Since this will be a very common misconception, I think it should be mentioned in the answer (preferably including a source).
The only thing that ES6 changes over ES5 is this (from reading the article):
All properties that are integer indices appear first in the overall object property order and are sorted numerically.
I think it is still murky, I don't think anything in the spec guarantees an order for when the object is printed through console.log so I still think that the answer is misleading. The answer can be B and C. Though typically with current implementations you'll see C but nothing preventing it from being B in an implementation.
After thinking this is a non-issue I must admit this is an actual issue :sweat_smile:. So the interesting part is:
const til = { a: "one", '1337': "two", a: "three" };
console.log(til);
According to the explanation of the current question this will result in:
{ a: "three", 1337: "two" }
While it actually logs (mentioned by @FlorianWendelborn)
{ 1337: "two", a: "three" }
So I'm not entirely sure how you want to fix this, change the explanation or change the question entirely.

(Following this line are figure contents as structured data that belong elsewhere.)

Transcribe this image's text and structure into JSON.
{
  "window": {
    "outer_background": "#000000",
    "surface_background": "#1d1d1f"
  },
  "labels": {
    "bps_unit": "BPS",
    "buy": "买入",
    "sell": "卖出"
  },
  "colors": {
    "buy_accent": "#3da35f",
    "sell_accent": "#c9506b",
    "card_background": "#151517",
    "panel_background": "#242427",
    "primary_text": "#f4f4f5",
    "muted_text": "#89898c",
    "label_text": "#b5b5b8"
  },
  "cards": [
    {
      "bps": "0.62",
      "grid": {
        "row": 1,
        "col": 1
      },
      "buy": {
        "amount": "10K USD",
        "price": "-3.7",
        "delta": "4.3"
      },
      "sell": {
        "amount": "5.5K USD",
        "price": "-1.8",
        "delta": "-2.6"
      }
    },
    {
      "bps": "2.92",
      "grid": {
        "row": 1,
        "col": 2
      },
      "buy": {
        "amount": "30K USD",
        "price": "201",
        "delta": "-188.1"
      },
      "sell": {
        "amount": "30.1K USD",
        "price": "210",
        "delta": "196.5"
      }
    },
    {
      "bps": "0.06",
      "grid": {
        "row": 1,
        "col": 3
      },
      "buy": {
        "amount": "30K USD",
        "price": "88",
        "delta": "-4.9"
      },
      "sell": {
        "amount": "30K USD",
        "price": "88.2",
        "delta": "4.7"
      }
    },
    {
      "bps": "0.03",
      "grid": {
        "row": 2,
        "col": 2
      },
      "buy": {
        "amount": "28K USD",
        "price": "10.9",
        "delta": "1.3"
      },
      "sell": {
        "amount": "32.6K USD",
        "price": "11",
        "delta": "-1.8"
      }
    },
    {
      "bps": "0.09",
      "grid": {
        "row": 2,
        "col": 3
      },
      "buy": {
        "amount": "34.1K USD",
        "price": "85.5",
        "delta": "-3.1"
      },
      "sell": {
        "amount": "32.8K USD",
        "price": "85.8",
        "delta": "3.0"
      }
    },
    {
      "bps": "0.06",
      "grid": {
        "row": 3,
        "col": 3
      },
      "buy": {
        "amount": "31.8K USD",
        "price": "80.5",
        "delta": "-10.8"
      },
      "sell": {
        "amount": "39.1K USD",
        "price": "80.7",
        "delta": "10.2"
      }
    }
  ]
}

I'd just switch it with a different question. There is no value here, and I don't think anyone would like to see this behaviour used meaningfully in production code. One of the rougher edges of the language.
I still think this is advanced EcmaScript knowledge so I would like this answer to stay. This is one idea to use the quircky integer indices rule:
25. What's the output?
const obj = { 3: "zero", 1: "two", 3: "four" };
console.log(obj);
- A:
{ 3: "zero", 1: "two" } - B:
{ 1: "two", 3: "zero" } - C:
{ 1: "two", 3: "four" } - D:
{ 3: "four", 1: "two" } - E:
SyntaxError
Answer
Answer: C
If you have two keys with the same name, the key will be replaced. It will still be in its first position, but with the last specified value. All properties that are integer indices appear first in the overall object property order and are sorted numerically, the other properties are in chronological order.

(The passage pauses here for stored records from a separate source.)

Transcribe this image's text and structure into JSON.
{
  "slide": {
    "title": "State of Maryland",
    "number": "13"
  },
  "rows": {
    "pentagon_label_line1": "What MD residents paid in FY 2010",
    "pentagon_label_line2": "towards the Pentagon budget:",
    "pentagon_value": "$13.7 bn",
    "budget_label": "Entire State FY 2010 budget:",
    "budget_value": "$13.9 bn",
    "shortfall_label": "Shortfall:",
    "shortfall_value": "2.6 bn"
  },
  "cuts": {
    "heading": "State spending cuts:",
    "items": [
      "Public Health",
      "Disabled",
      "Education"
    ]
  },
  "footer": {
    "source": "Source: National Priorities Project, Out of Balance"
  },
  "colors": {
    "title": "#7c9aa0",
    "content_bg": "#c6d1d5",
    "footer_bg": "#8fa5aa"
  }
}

But then better demonstrated by including both integer and string keys,
> const obj = { a: "one", b: "two", a: "three" , 3: "four", 1: "five", 3: "six" };
> console.log(obj);
{1: "five", 3: "six", a: "three", b: "two"}
thus showing both string keys in "order of key insertion" and integer keys placed first and sorted in "numerical order", with the latest value set by a key instance overwriting earlier values.